In the case of Manyama vs Scaw Metals Chain Products (2011, 8 BALR 803) the arbitrator found that the chairperson of the disciplinary hearing had had prior knowledge of the incident and had therefore been biased. The employer was ordered to pay the employee R58000 in compensation.
In Slabbert vs Ikhwezi Truck Tech (Pty) Ltd (2008, 1 BALR 75) the employee alleged that the chairperson of the disciplinary hearing had been biased because he had wanted the employee’s job for himself. However, the arbitrator found the dismissal to be fair because:
- The employee had provided no proof of the allegation that the chairperson wanted the employee’s job; and
- There was no evidence that the chairperson had behaved unfairly in conducting the disciplinary hearing or in arriving at his decision.

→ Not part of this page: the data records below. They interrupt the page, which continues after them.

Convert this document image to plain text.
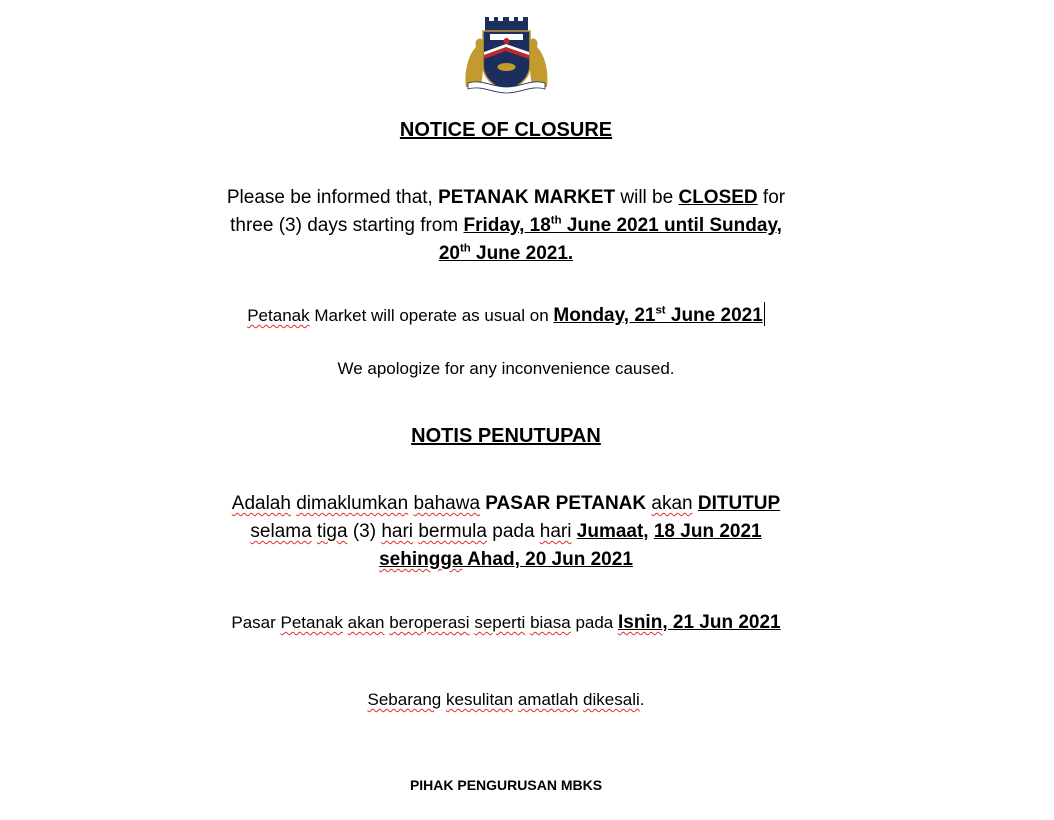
NOTICE OF CLOSURE
Please be informed that, PETANAK MARKET will be CLOSED for
three (3) days starting from Friday, 18th June 2021 until Sunday,
20th June 2021.
Petanak Market will operate as usual on Monday, 21st June 2021
We apologize for any inconvenience caused.
NOTIS PENUTUPAN
Adalah dimaklumkan bahawa PASAR PETANAK akan DITUTUP
selama tiga (3) hari bermula pada hari Jumaat, 18 Jun 2021
sehingga Ahad, 20 Jun 2021
Pasar Petanak akan beroperasi seperti biasa pada Isnin, 21 Jun 2021
Sebarang kesulitan amatlah dikesali.
PIHAK PENGURUSAN MBKS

In order to ensure that employers do not lose cases due to chairperson bias or alleged bias at disciplinary hearings employers must ensure that:
- Hearing chairpersons have no involvement in or knowledge of the case prior to the hearing.
- Presiding officers do not behave in any way during the hearing that could appear to be biased.
- Chairpersons are able to arrive at verdicts and penalty decisions in an unbiased manner.
- hearing chairpersons have a solid understanding as to what constitutes apprehension of bias.
- They contract in a labour law specialist to chair hearings where the employer has no internal official with the necessary qualifications and knowledge to carry out the task properly.